The 5th change point was successfully detected at \(t \approx 900\) even after two missed detections, verifying the "logarithmic, non-collapsing" nature of the SNR degradation bound.
On NAB data, the method adapts immediately after large jumps compared to sliding window/discounting baselines, reducing regret by 40% at the large jump near step 4000+.
Sensitivity to variance \(\sigma\) misspecification: underestimating \(\sigma\) increases false alarms but does not change the asymptotic rate.

Highlights & Insights¶

Formalization of Endogenous Confounding: This is the first time the hidden trap of multi-change point online learning has been written as an explicit logarithmic bound in Proposition 3.1—any restart-based online learning should refer to this analytical framework.
Selective Detection Principle: The core philosophy is "not every change needs to be detected"—allowing changes below the statistical resolution to be missed (with controllable costs) achieves near minimax optimality in completely general settings. This is counter-intuitive but powerful.
Near Minimax Optimality: Theorem 4.1 (upper) and Theorem 4.2 (lower) differ only by a factor of \(\log(S+1)\), which is a tight characterization for an anytime algorithm.
Dynamic Regret Framework: Using squared loss to track a moving target can be transferred to problems like non-stationary RL and dynamic pricing.

Limitations & Future Work¶

The upper bound is achieved completely online, but whether it can be further improved to \(O(\sigma^2 S \log(T/S))\) if \(T\) and \(S\) were known in advance remains unsolved.
The algorithm assumes the sub-Gaussian proxy \(\sigma\) is known; in practice, it needs to be estimated online.
For multi-dimensional extensions (\(\mathbb{R}^d\)), the threshold would include an additional \(\sqrt{d}\) factor, potentially limiting high-dimensional efficiency.
Exclusive to squared loss; the lower bound under \(L_1\) is \(\Omega(\sqrt{ST})\) (linear growth), implying a qualitative change in algorithm design is needed for other losses.
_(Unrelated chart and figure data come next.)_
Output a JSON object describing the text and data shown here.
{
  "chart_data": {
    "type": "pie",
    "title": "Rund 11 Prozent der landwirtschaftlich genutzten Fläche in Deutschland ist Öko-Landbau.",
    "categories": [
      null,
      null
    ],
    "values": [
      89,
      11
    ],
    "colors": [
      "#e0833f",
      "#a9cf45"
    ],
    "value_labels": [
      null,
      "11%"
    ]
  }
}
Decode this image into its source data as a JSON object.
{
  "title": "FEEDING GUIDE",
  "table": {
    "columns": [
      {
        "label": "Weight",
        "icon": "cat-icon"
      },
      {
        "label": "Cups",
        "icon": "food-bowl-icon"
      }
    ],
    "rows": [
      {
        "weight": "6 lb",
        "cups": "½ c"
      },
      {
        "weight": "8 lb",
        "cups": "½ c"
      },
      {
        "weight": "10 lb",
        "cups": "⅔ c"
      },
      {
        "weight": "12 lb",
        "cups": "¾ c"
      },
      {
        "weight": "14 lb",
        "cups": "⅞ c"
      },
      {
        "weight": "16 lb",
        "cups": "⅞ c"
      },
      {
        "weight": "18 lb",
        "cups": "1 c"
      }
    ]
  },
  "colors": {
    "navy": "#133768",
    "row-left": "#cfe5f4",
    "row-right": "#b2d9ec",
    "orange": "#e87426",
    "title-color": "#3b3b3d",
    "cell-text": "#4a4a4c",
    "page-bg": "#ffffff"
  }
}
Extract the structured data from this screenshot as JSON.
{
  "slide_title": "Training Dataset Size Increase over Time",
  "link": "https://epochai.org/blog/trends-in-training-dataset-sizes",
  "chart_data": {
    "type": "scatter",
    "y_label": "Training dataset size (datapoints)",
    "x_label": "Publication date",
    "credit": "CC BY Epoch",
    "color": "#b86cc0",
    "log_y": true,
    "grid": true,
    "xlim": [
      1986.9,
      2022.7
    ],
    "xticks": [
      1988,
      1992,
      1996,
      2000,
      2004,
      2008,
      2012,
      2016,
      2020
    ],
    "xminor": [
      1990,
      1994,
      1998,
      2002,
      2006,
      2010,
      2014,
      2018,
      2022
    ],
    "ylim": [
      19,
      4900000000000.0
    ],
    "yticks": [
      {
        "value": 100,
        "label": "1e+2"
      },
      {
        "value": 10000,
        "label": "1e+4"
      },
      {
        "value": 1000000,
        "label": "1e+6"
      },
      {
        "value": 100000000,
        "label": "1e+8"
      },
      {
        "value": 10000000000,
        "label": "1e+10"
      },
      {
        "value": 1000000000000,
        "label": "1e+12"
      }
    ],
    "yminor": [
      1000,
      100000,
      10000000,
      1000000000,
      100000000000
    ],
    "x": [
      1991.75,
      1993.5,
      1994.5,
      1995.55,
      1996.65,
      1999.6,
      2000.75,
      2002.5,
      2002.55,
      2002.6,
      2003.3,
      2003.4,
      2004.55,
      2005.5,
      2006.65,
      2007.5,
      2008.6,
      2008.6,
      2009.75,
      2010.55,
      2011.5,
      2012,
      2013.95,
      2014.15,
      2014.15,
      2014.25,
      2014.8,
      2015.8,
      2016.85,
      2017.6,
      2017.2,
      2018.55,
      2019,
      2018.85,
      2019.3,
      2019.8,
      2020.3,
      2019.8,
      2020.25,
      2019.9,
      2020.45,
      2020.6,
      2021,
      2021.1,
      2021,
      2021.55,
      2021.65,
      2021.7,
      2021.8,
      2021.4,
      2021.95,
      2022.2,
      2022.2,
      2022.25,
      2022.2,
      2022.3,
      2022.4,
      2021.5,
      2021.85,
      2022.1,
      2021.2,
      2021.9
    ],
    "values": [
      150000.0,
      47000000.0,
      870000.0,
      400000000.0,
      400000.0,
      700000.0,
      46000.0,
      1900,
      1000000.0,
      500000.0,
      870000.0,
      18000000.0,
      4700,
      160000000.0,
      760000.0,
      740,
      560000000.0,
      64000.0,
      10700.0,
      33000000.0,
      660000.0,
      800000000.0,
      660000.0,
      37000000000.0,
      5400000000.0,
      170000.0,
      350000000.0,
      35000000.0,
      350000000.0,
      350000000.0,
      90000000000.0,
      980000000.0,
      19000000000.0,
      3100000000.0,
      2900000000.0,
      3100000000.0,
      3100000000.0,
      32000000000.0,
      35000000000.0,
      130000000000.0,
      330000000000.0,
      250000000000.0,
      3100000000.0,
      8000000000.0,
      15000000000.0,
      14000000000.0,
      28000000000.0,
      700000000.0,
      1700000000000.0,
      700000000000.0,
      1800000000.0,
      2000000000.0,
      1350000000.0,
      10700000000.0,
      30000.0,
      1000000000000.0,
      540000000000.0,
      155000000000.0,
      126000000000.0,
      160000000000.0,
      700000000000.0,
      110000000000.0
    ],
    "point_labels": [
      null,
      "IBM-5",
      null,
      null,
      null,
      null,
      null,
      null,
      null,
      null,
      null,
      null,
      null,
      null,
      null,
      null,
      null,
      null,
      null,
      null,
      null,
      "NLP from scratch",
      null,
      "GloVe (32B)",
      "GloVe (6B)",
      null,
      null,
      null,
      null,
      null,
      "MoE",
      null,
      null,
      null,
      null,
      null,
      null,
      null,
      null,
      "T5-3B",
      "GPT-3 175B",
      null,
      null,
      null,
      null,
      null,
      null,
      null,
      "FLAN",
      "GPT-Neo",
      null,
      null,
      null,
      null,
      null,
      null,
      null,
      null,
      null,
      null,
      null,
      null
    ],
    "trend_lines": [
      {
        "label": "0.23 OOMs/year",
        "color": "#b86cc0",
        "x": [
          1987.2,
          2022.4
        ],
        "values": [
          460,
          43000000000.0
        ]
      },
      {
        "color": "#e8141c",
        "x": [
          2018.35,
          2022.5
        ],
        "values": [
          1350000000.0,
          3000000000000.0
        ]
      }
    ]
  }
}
vs. Classical CUSUM (Page 1954; Lorden 1971): Classical CUSUM targets a single change point with known pre-distributions; this work extends it to multiple change points without detectability assumptions, with the core innovation being the handling of endogenous confounding.
vs. Sliding Window / Discounting (Garivier & Moulines 2011): Passive methods adapt by forgetting old data and require manual parameter tuning; the explicit restart in this paper automates hyperparameter optimization.
vs. Active Restart Multi-Armed Bandits (Liu et al. 2018; Cao et al. 2019): Prior work required high-confidence detection assumptions; this paper provides regret bounds without them, which could inspire new algorithms for non-stationary bandits.
Insight: The trio of selective detection + adaptive threshold + SNR degradation upper bound has methodological value for all "restart-based online learning / RL."

Rating¶

Novelty: ⭐⭐⭐⭐⭐ First strict formalization of endogenous confounding + near minimax optimality in a completely general setting; a significant breakthrough in online learning theory.
Experimental Thoroughness: ⭐⭐⭐⭐ Synthetic data clearly verifies theory; demonstrates practical advantage on NAB; solid ablation; lacks comparison on more real-world multi-change point datasets.
Writing Quality: ⭐⭐⭐⭐⭐ The visualization of endogenous confounding in Figure 1 is intuitive and powerful; proof logic is complete in the main text; definitions are precise.
Value: ⭐⭐⭐⭐⭐ Theoretically fills a gap in multi-change point non-stationary learning; practically applicable to demand tracking, resource management, online compression; algorithm design has general reference value.